Así, en vez de destinar desde la niñez una esposa a mi Emilio, he preferido esperar a saber la que mejor le conviene. No soy yo quien fijó este destino, sino la naturaleza; mi objetivo no es el de su padre, porque cuando me confió a su hijo me hizo cesión de su derecho, y al sustituirlo con el mío, yo soy el verdadero padre de Emilio, yo soy quien lo ha hecho hombre. Me habría negado a educarle si no me hubiera dejado ser el dueño de casarle a su gusto, que es decir el mío. Sólo con la satisfacción de hacerle dichoso se ve uno recompensado de los afanes que cuesta el conseguir que lo sea.

No le conviene, pues, al hombre educado casarse con una mujer sin educación, ni que sea de una clase muy distante de la suya. Pero aún preferiría cien veces más a una muchacha sencilla y con una educación tosca que a una sabelotodo que compondría en su hogar un tribunal de literatura, del que ella sería su presidenta. Una mujer de esta especie es el azote de su marido, de sus hijos, de sus amigos, de sus criados y de todo el mundo.

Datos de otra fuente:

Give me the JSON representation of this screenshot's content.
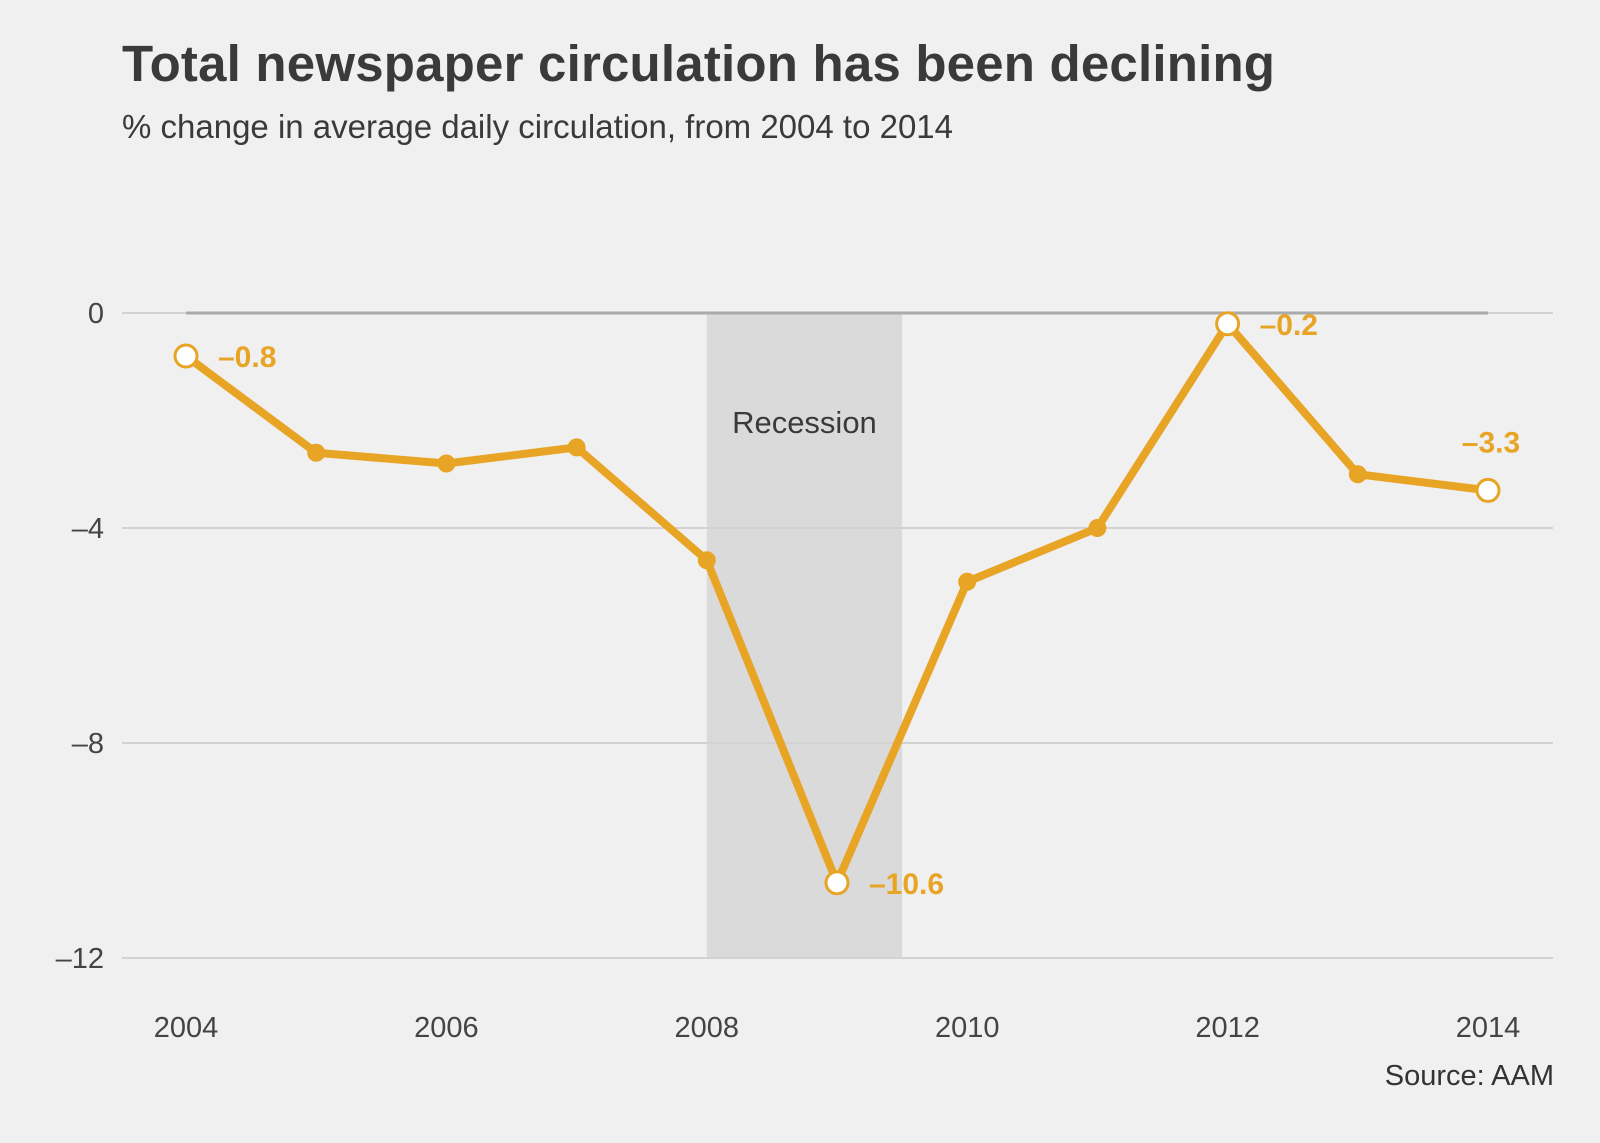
{
  "title": "Total newspaper circulation has been declining",
  "subtitle": "% change in average daily circulation, from 2004 to 2014",
  "source": "Source: AAM",
  "colors": {
    "line": "#e8a424",
    "grid": "#d2d2d2",
    "zero_line": "#aaaaaa",
    "recession_band": "#dadada",
    "background": "#f0f0f0"
  },
  "chart_data": {
    "type": "line",
    "title": "Total newspaper circulation has been declining",
    "subtitle": "% change in average daily circulation, from 2004 to 2014",
    "xlabel": "",
    "ylabel": "",
    "x": [
      2004,
      2005,
      2006,
      2007,
      2008,
      2009,
      2010,
      2011,
      2012,
      2013,
      2014
    ],
    "series": [
      {
        "values": [
          -0.8,
          -2.6,
          -2.8,
          -2.5,
          -4.6,
          -10.6,
          -5.0,
          -4.0,
          -0.2,
          -3.0,
          -3.3
        ]
      }
    ],
    "xlim": [
      2004,
      2014
    ],
    "ylim": [
      -12,
      0
    ],
    "x_ticks": [
      "2004",
      "2006",
      "2008",
      "2010",
      "2012",
      "2014"
    ],
    "y_ticks": [
      "0",
      "–4",
      "–8",
      "–12"
    ],
    "y_tick_values": [
      0,
      -4,
      -8,
      -12
    ],
    "x_tick_values": [
      2004,
      2006,
      2008,
      2010,
      2012,
      2014
    ],
    "grid": true,
    "legend": "none",
    "data_labels": [
      {
        "x": 2004,
        "text": "–0.8"
      },
      {
        "x": 2009,
        "text": "–10.6"
      },
      {
        "x": 2012,
        "text": "–0.2"
      },
      {
        "x": 2014,
        "text": "–3.3"
      }
    ],
    "recession": {
      "label": "Recession",
      "start": 2008,
      "end": 2009.5
    }
  }
}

Desde la sublime elevación de su genio, mira con desprecio todas las obligaciones de mujer y siempre empieza por hacerse hombre. Fuera de casa es ridícula y criticada con mucha razón, porque tiene que serlo quienquiera que se sale de su estado y no está destinado para el que quiere prohijar. Todas esas mujeres de gran talento sólo engañan a los necios. Se sabe siempre cuál es el artista o el mago que lleva la pluma o el pincel cuando trabajan, y cuál es el discreto letrado que secretamente les dicta sus oráculos. Todo ese charlatanismo es indigno de una mujer honesta, y aun cuando fuese poseedora de un talento verdadero, la envilecería su presunción. Ser ignorada es su dignidad; su gloria se funde en la estimación de su marido, y sus alegrías están en la dicha de la familia. Lector, sed sincero: decidnos qué es la mejor idea de una mujer, si cuando entráis en su gabinete y hace que os acerquéis a ella con más respeto el verla ocupada en las tareas de su sexo, en los cuidados caseros, arreglando la ropa de sus hijos, o cuando la encontráis en su tocador componiendo versos, rodeada de folletos de varias clases y de tarjetas de todos los colores. Cuando no haya en la tierra más que hombres de juicio, ninguna soltera literata hallará marido en toda su vida.